Silver’s Deeper Drop
Silber fiel stärker als Gold über das Drei-Tage-Fenster hinweg, was mit seinem höheren Beta übereinstimmt. Das Gold-Silber-Verhältnis weitete sich aus. Die Doppelrolle von Silber sowohl als Währungs- als auch als Industriemetall bedeutet, dass sich spekulative Long-Positionierungen in makroökonomischen Risikoaversionsphasen schneller auflösen.

Das Metall hatte während seines Aufstiegs auf ein Allzeithoch nahe 121 US-Dollar Anfang 2026 erhebliche Zuflüsse verzeichnet. Die Gewinnmitnahmen beschleunigten sich, als sich die makroökonomischen Bedingungen veränderten.
Struktureller Hintergrund
Die Zentralbanken kauften netto 244 Tonnen Gold im ersten Quartal 2026. Silber ist weiterhin mit strukturellen Angebotsdefiziten im Zusammenhang mit der Herstellung von Solarmodulen, Elektrofahrzeugen und Elektronik konfrontiert. Diese längerfristigen Fundamentaldaten bleiben intakt, konnten den kurzfristigen Verkaufsdruck jedoch nicht ausgleichen.

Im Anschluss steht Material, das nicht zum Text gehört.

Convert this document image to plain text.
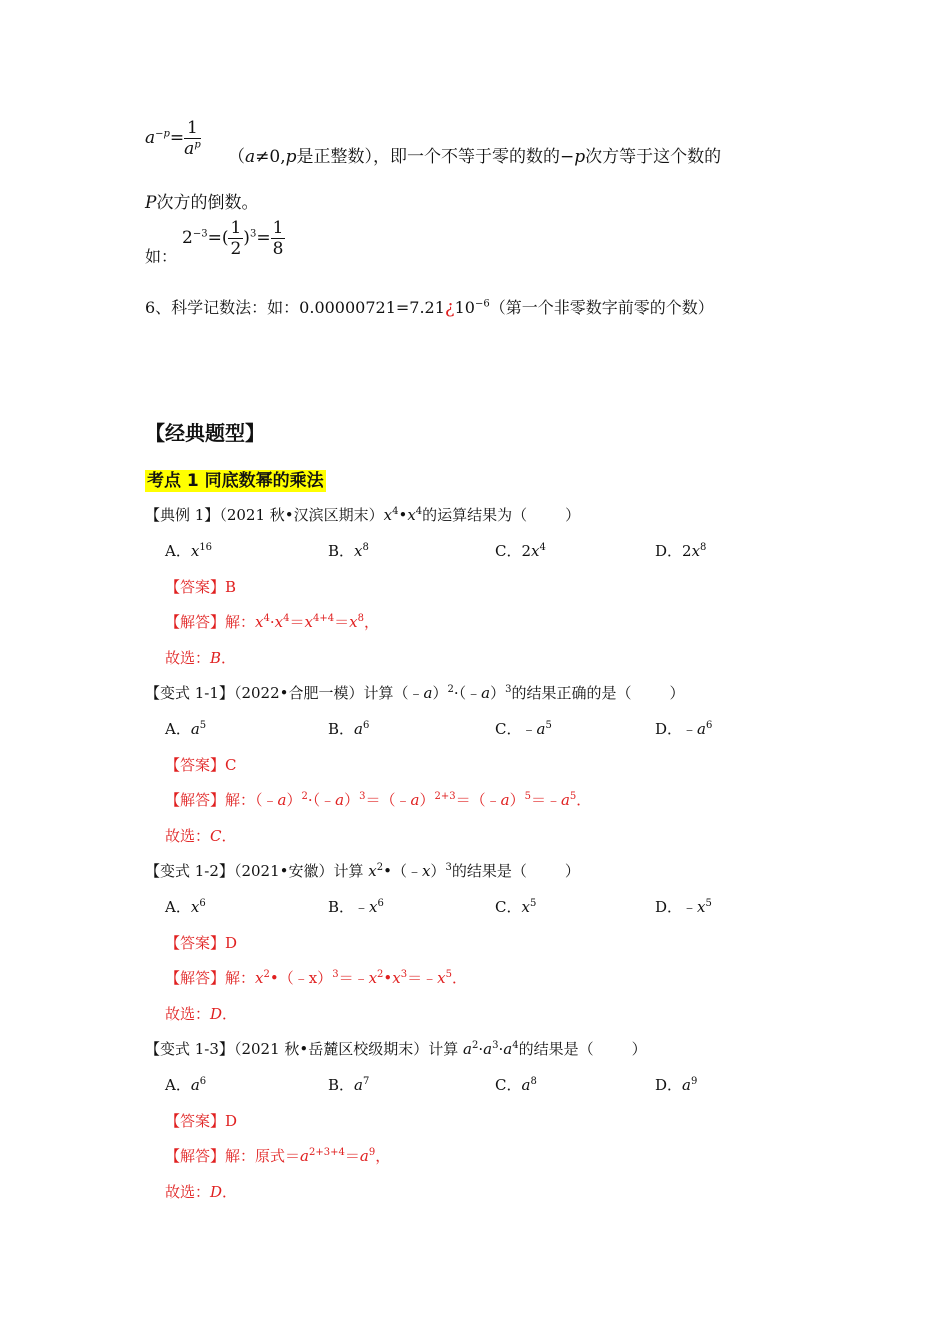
$a^{-p}= \frac{1}{a^p} (a\ne 0,p$是正整数），即一个不等于零的数的−p次方等于这个数的
P次方的倒数。
$2^{-3}=( \frac{1}{2} )^3= \frac{1}{8}$
如：
6、科学记数法：如：$0.00000721=7.21¿10^{-6}$（第一个非零数字前零的个数）
【经典题型】
考点 1 同底数幂的乘法
【典例 1】（2021 秋•汉滨区期末）$x^4•x^4$的运算结果为（	）
A．$x^{16}$	B．$x^8$	C．$2x^4$	D．$2x^8$
【答案】B
【解答】解：$x^4\cdot x^4=x^{4+4}=x^8$，
故选：B．
【变式 1-1】（2022•合肥一模）计算（﹣a）$^2$·（﹣a）$^3$的结果正确的是（	）
A．$a^5$	B．$a^6$	C．$﹣a^5$	D．$﹣a^6$
【答案】C
【解答】解：$(﹣a)^2\cdot(﹣a)^3=(﹣a)^{2+3}=(﹣a)^5=﹣a^5$．
故选：C．
【变式 1-2】（2021•安徽）计算 $x^2•(﹣x)^3$的结果是（	）
A．$x^6$	B．$﹣x^6$	C．$x^5$	D．$﹣x^5$
【答案】D
【解答】解：$x^2•(﹣x)^3=﹣x^2•x^3=﹣x^5$．
故选：D．
【变式 1-3】（2021 秋•岳麓区校级期末）计算 $a^2\cdot a^3\cdot a^4$的结果是（	）
A．$a^6$	B．$a^7$	C．$a^8$	D．$a^9$
【答案】D
【解答】解：原式$=a^{2+3+4}=a^9$，
故选：D．
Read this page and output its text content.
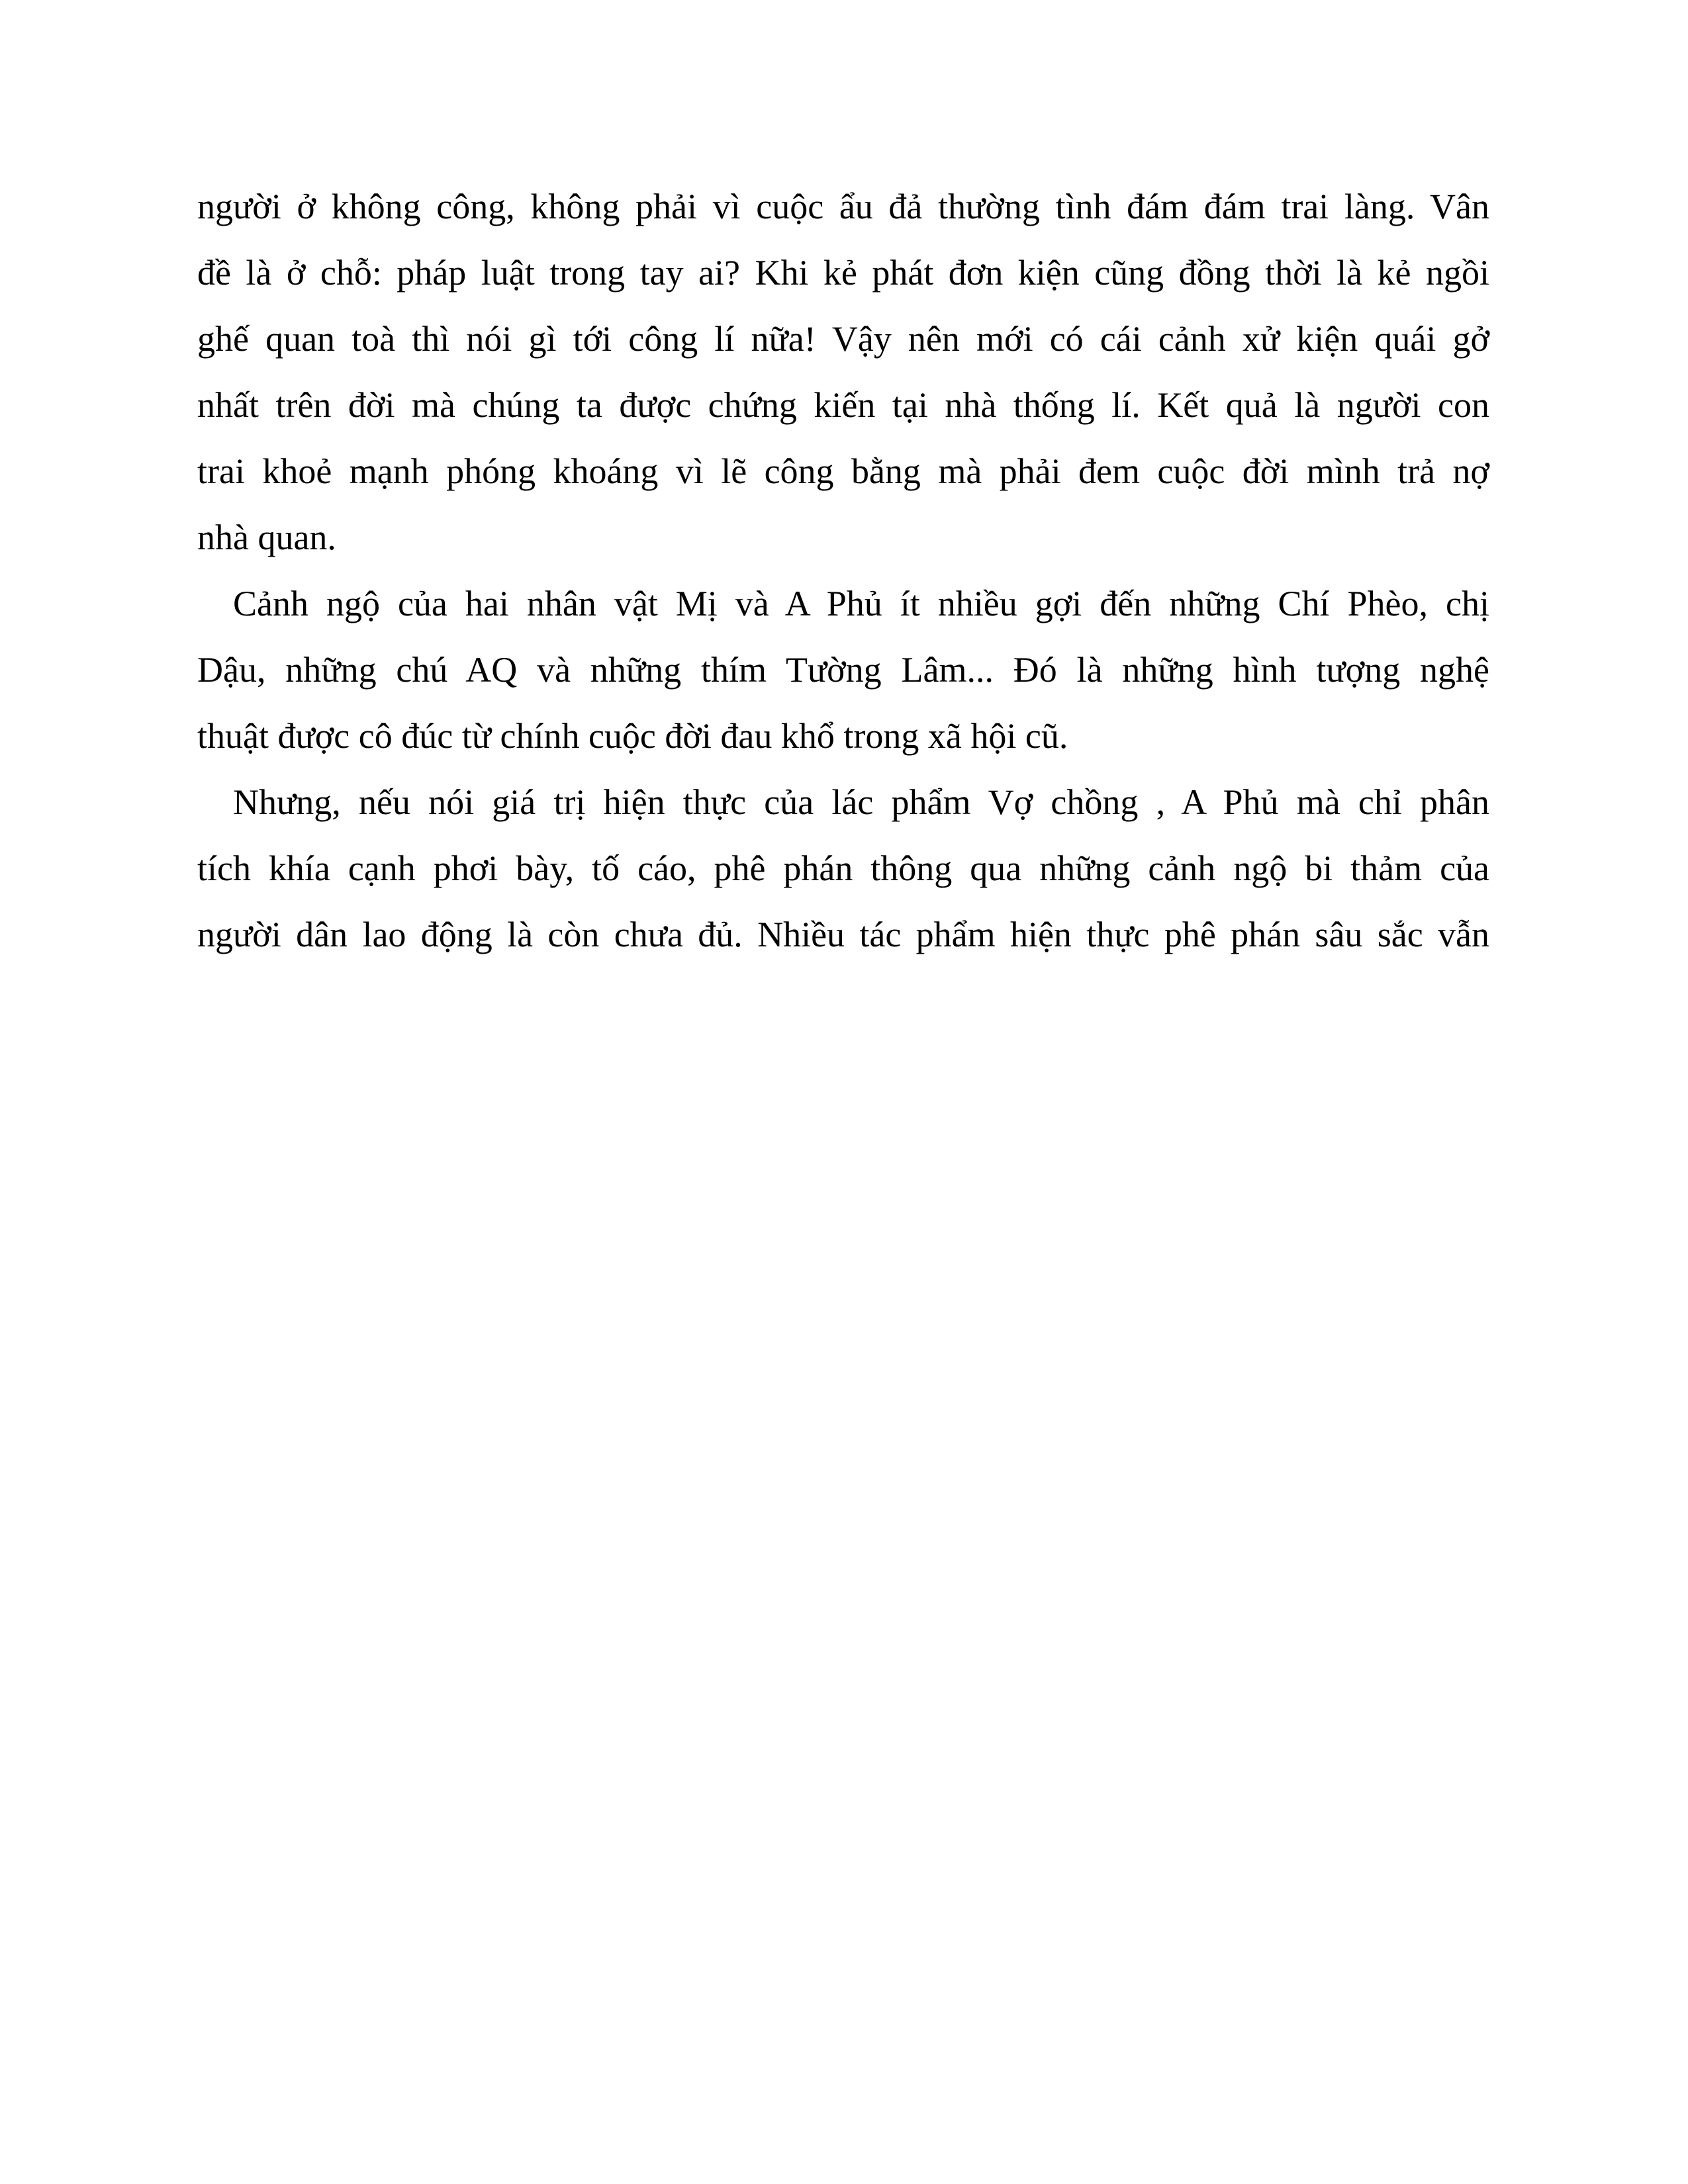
người ở không công, không phải vì cuộc ẩu đả thường tình đám đám trai làng. Vân
đề là ở chỗ: pháp luật trong tay ai? Khi kẻ phát đơn kiện cũng đồng thời là kẻ ngồi
ghế quan toà thì nói gì tới công lí nữa! Vậy nên mới có cái cảnh xử kiện quái gở
nhất trên đời mà chúng ta được chứng kiến tại nhà thống lí. Kết quả là người con
trai khoẻ mạnh phóng khoáng vì lẽ công bằng mà phải đem cuộc đời mình trả nợ
nhà quan.
Cảnh ngộ của hai nhân vật Mị và A Phủ ít nhiều gợi đến những Chí Phèo, chị
Dậu, những chú AQ và những thím Tường Lâm... Đó là những hình tượng nghệ
thuật được cô đúc từ chính cuộc đời đau khổ trong xã hội cũ.
Nhưng, nếu nói giá trị hiện thực của lác phẩm Vợ chồng , A Phủ mà chỉ phân
tích khía cạnh phơi bày, tố cáo, phê phán thông qua những cảnh ngộ bi thảm của
người dân lao động là còn chưa đủ. Nhiều tác phẩm hiện thực phê phán sâu sắc vẫn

Was Händler als nächstes beobachten
Die BLS veröffentlicht den Erzeugerpreisindex für Mai am 11. Juni. Alle weiteren geopolitischen Entwicklungen im Iran-Israel-Konflikt, Fed-Sprecher und Daten zur physischen Nachfrage auf dem aktuellen Preisniveau werden darüber entscheiden, ob das psychologische Niveau von 4.000 US-Dollar Bestand hat. Ein Waffenstillstand oder ein schwächerer PPI-Druck könnten eine Hilfskundgebung unterstützen. Anhaltende heiße Daten oder eine erneute Eskalation bergen das Risiko weiterer Support-Tests.